As a long time fan of rhythm games, I couldn’t be more excited to see Miku finally make her way to the West.
The rhythm genre is one of bright colors, catchy music, and unique control schemes or peripherals. Like many other rhythm fans, PaRappa the Rapper served as a catchy catalyst and Dance Dance Revolution finished the job of getting me hooked. There was no looking back.
Except I didn’t play you, or Mario Mix, by choice.
Through the early to mid-2000’s, import titles such as Pop’n Music, Para Para Paradise, Beatmania, and Taiko no Tatsujin (Taiko: Drum Master in its one release in the West) gave me a fervor for the genre I have only gotten for two others. Western-released titles Frequency, Amplitude, Guitar Hero, and Rock Band only fueled that catchy, bopping rhythm in my heart.
The Project Diva and and Idolm@ster titles are two of the more recent Japan-only series that have brought something new to the genre. Idolm@ster’s raising sim elements make localizing the mainline games unlikely in the West, but the Project Diva games are perfect to fill the genre void on this side of the ocean.
Unless you’re one of those Guitar Hero/Rock Band/willingly flail your arms in front of your Kinect-only rhythm people. Then Hatsune Miku: Project Diva F probably fails to pertain to your interests because it is perhaps excessively Japanese.

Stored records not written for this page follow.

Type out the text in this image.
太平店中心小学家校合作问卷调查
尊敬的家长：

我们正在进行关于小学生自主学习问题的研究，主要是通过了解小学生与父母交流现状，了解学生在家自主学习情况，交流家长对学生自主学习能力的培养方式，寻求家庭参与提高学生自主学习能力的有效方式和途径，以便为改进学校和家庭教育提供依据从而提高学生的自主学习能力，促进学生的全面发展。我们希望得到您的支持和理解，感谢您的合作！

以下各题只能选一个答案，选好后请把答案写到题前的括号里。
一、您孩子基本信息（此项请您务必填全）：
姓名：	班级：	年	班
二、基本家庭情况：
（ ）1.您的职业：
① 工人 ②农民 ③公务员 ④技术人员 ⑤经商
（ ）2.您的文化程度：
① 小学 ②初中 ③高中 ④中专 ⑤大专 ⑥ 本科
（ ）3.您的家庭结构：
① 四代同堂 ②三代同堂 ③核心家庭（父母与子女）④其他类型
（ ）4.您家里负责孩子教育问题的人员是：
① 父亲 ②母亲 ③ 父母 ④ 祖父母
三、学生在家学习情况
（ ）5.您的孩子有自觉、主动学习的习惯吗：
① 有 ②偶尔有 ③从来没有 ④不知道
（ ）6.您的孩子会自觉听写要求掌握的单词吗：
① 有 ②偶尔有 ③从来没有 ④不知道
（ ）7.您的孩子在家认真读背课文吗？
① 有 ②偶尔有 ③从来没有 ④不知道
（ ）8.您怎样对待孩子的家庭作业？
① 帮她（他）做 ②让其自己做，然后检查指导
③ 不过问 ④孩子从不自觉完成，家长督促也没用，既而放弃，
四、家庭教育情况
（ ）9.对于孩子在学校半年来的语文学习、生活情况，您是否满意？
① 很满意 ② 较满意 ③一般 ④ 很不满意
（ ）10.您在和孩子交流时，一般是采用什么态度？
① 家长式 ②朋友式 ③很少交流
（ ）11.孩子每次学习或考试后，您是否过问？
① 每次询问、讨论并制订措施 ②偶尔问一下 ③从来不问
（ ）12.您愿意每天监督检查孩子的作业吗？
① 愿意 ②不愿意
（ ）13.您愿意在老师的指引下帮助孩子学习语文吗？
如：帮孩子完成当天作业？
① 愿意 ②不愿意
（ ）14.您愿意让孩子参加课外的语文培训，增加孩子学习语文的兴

Regardless of how you feel about Vocaloid music, which can be grating at times, it has been quite some time since we’ve seen a this type of title in North America or Europe. Elite Beat Agents and the similarly Ouendan-style fan-made title Osu! are the only semi-recent rhythm titles to head to Western consoles over the past few years that have really been notable to core fans of the genre.
Let’s Hope The First Localization Isn’t The Last
The gameplay found in Hatsune Miku: Project Diva F has been honed over a few Japan-only titles, and proves that traditional “press buttons to the beat” gameplay is still fresh and fun. Using peripheral guitars and drums and the like in Rock Band and the like feels different, and somehow a bit less game-like than what I grew to love about the genre.
What makes this localization even sweet, is Sega’s willingness to bring the game over thanks to the overwhelming fan response. Sega, my childhood gaming love. That which brought me Sonic, Shenmue, Jet Set Radio, Yakuza, Space Channel 5, and so much more. Now they bring me a localized Project Diva, and I don’t know to express my excitement to see one of my favorite genres receive the injection it needed to badly.
I wouldn’t necessarily say the genre will see a revitalization in the West with this release, but it is exciting that this may just be the beginning of Miku’s time in North America and Europe. It’s exciting that rhythm games might still have an audience here, and that maybe — just maybe — I am not alone in my missing this type of game on this side of the world.